朝の会が始まる前の、賑やかな時間。環が、思い出したように玲央に言った。
「ねえ、玲央ー。玲央の写真さ、姉貴に見せたら、すっごく興味持ってさ。『この可愛い子だれ!?今度遊びに連れてきて!』って言うんだよ。いつ来れる?」
「えー!見せたの?どの写真?」
「んー、全部見てたよ。アクシーズのとか」
「もう、個人情報〜!」 玲央が、少しだけ不満そうに頬を膨らませると、環は「ごめんごめん」と軽く手を合わせて謝る。その親密なやり取りを見ていた村山先生が、心底びっくりしたという顔で口を挟んだ。
「お前たち、いつの間にそんな仲になったんだ?」 すると、美優が少し誇らしげに報告する。

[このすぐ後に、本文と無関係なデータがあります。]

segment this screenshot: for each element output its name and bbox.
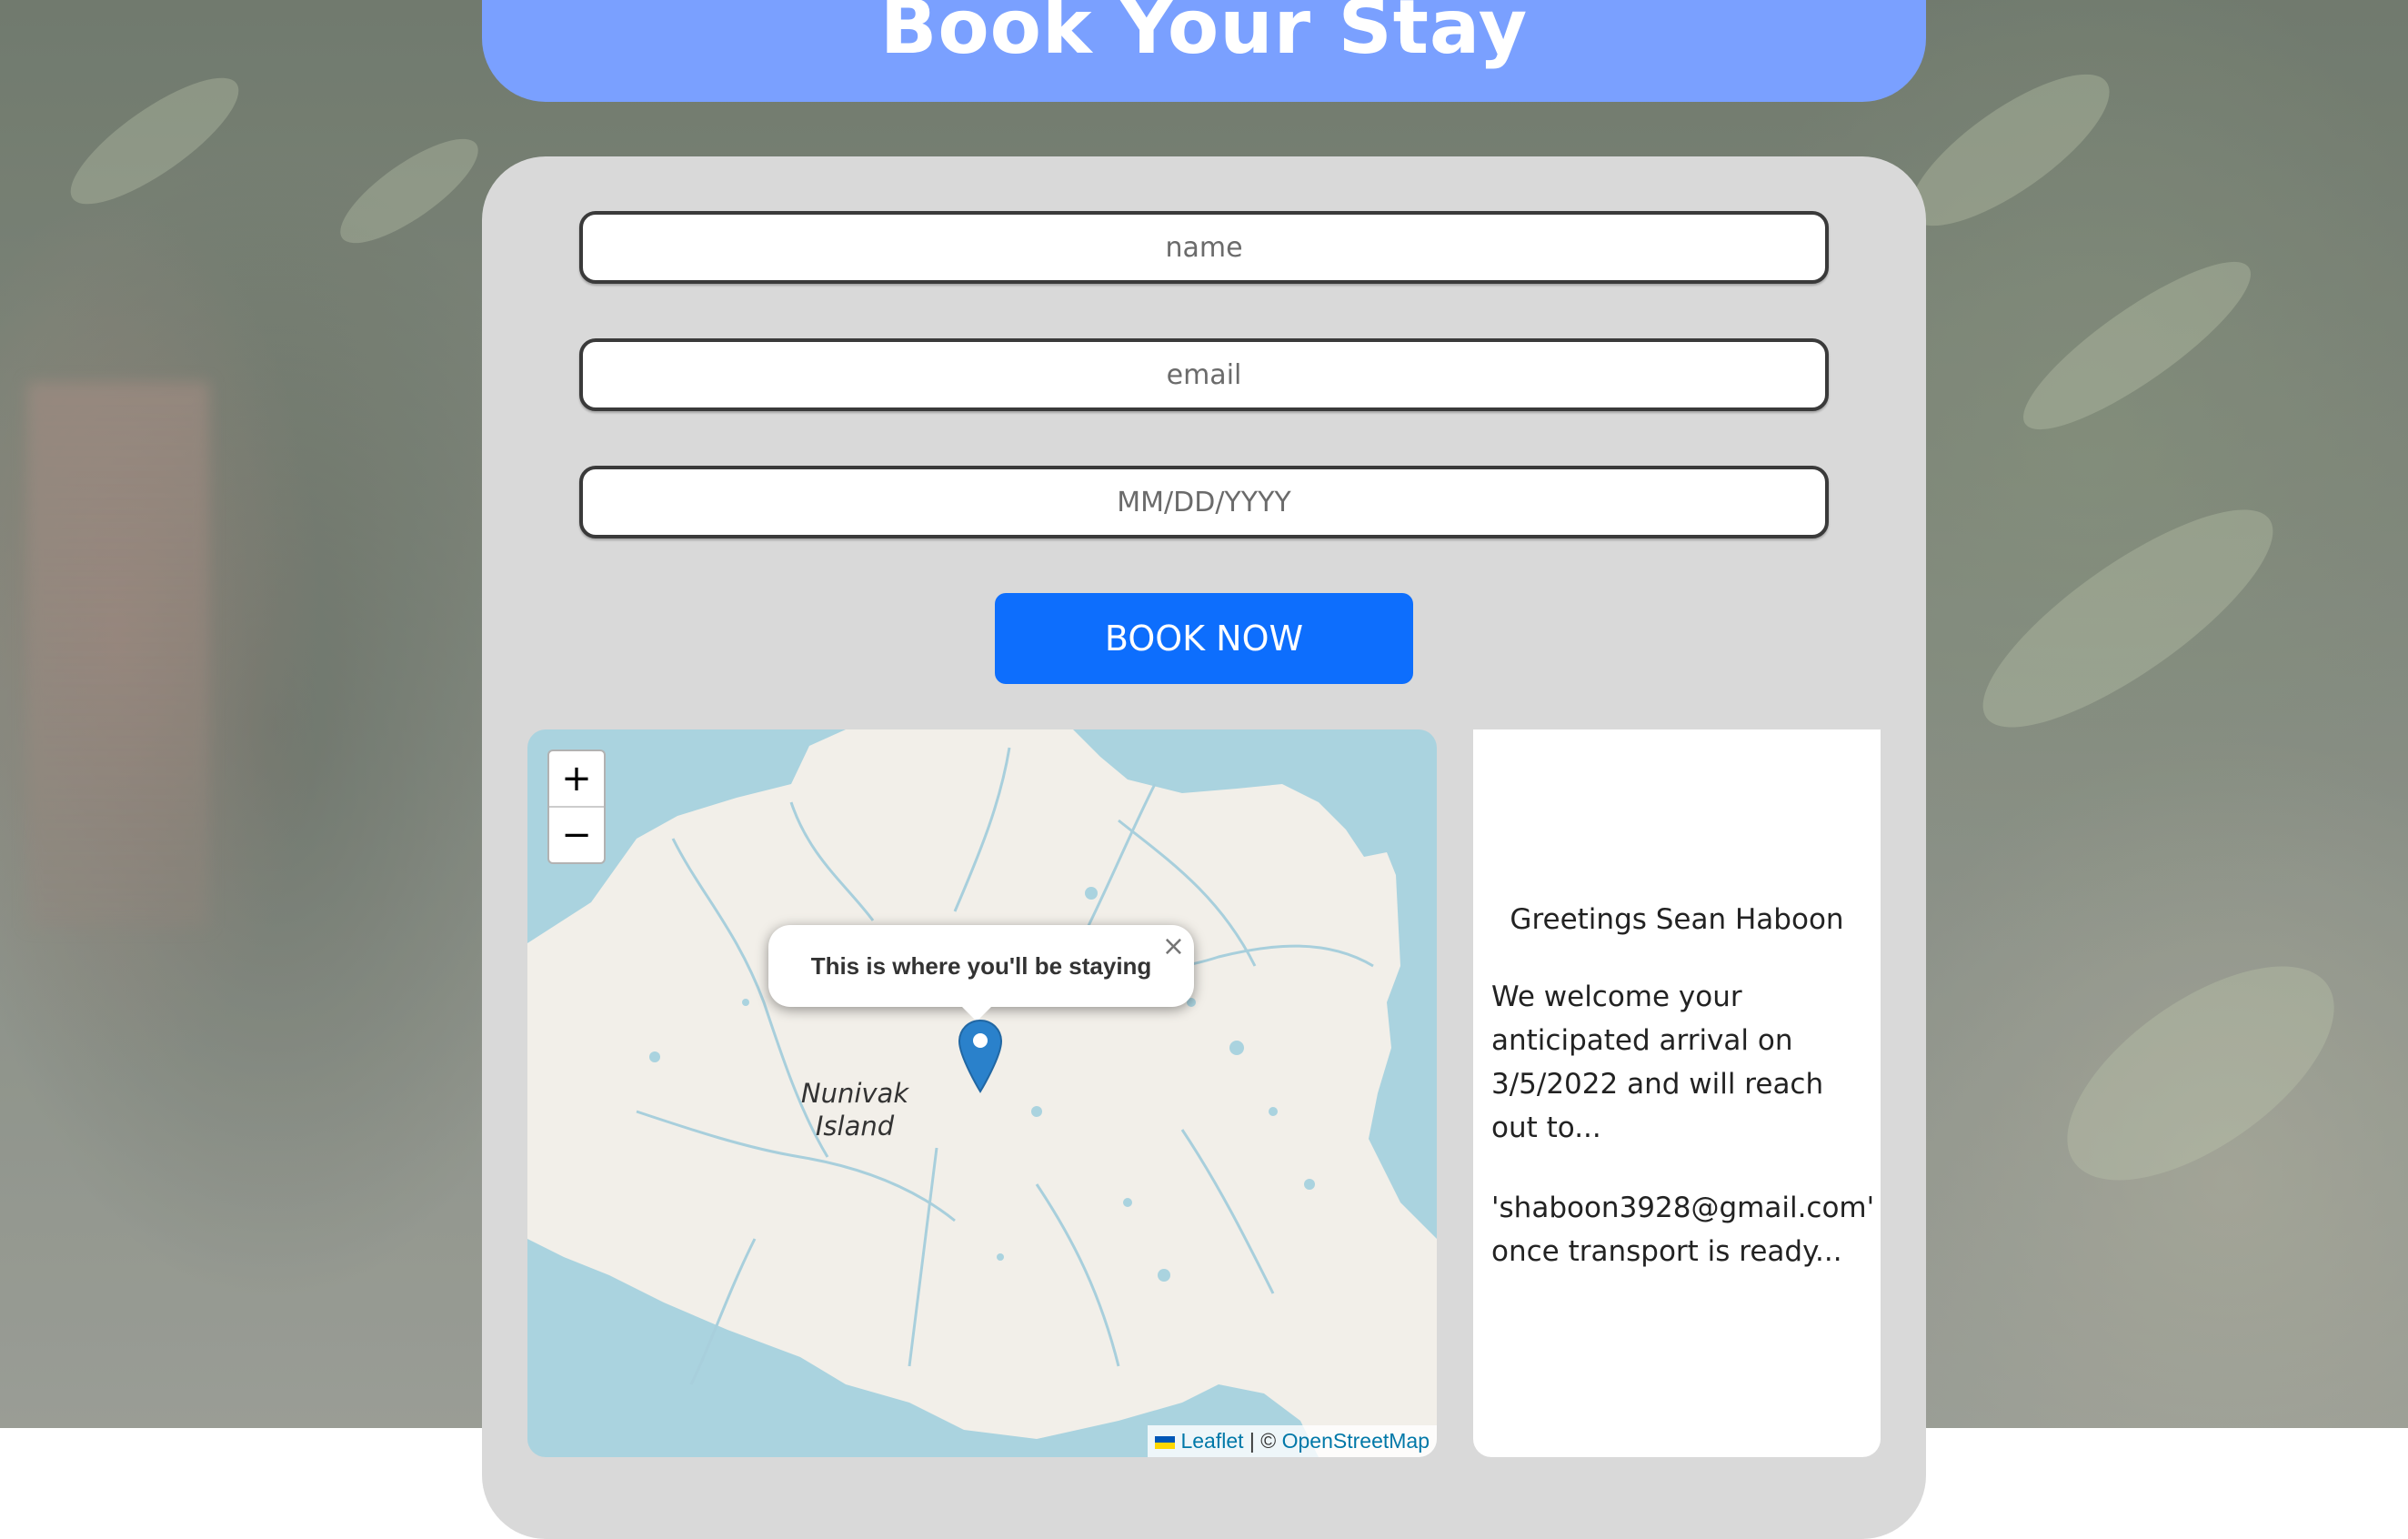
booking-confirmation-panel: Greetings Sean Haboon We welcome your an… xyxy=(1473,729,1881,1457)
map-marker-icon[interactable] xyxy=(958,1019,1003,1093)
greeting-text: Greetings Sean Haboon xyxy=(1510,903,1844,936)
page-title: Book Your Stay xyxy=(879,0,1529,71)
map-popup: This is where you'll be staying × xyxy=(768,925,1194,1021)
place-label-line1: Nunivak xyxy=(800,1078,909,1109)
ukraine-flag-icon xyxy=(1155,1435,1176,1449)
title-banner: Book Your Stay xyxy=(482,0,1926,102)
leaflet-link[interactable]: Leaflet xyxy=(1180,1429,1243,1453)
popup-text: This is where you'll be staying xyxy=(810,951,1152,980)
map-attribution: Leaflet | © OpenStreetMap xyxy=(1148,1425,1437,1457)
popup-close-icon[interactable]: × xyxy=(1162,930,1185,962)
openstreetmap-link[interactable]: OpenStreetMap xyxy=(1282,1429,1430,1453)
book-now-button[interactable]: BOOK NOW xyxy=(995,593,1413,684)
email-input[interactable] xyxy=(579,338,1829,411)
island-land-shape xyxy=(527,729,1437,1457)
map-view[interactable]: + − Nunivak Island This is where you'll … xyxy=(527,729,1437,1457)
name-input[interactable] xyxy=(579,211,1829,284)
booking-card: BOOK NOW xyxy=(482,156,1926,1539)
zoom-out-button[interactable]: − xyxy=(549,808,604,862)
place-label-line2: Island xyxy=(815,1111,895,1142)
attribution-separator: | © xyxy=(1243,1429,1282,1453)
arrival-message: We welcome your anticipated arrival on 3… xyxy=(1491,981,1824,1144)
zoom-control: + − xyxy=(547,749,606,864)
map-place-label: Nunivak Island xyxy=(791,1077,918,1142)
date-input[interactable] xyxy=(579,466,1829,538)
email-notice: 'shaboon3928@gmail.com' once transport i… xyxy=(1491,1192,1875,1268)
zoom-in-button[interactable]: + xyxy=(549,751,604,808)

「先生!わたしたち、土曜日に、木綿花や彩花も入れて五人で遊んだんです。すっごく楽しかったんですよ!」
「そうか……」先生は、玲央の顔を見て、本当に嬉しそうに微笑んだ。「水沢、良かったな」
「うん。先生、ありがとう!」
玲央は、心配をかけた先生に、満開の花のような、かわいすぎる笑顔を向けた。
教室が、温かい空気に包まれる。
だが、その光景を、教室の後ろの方の席から、一人だけ不穏な表情で見つめている生徒がいた。
藤沢だった。彼は、楽しそうに笑う玲央と、その周りに集まる友人たちを、何かを値踏みするような、暗い瞳でじっと見つめているのだった。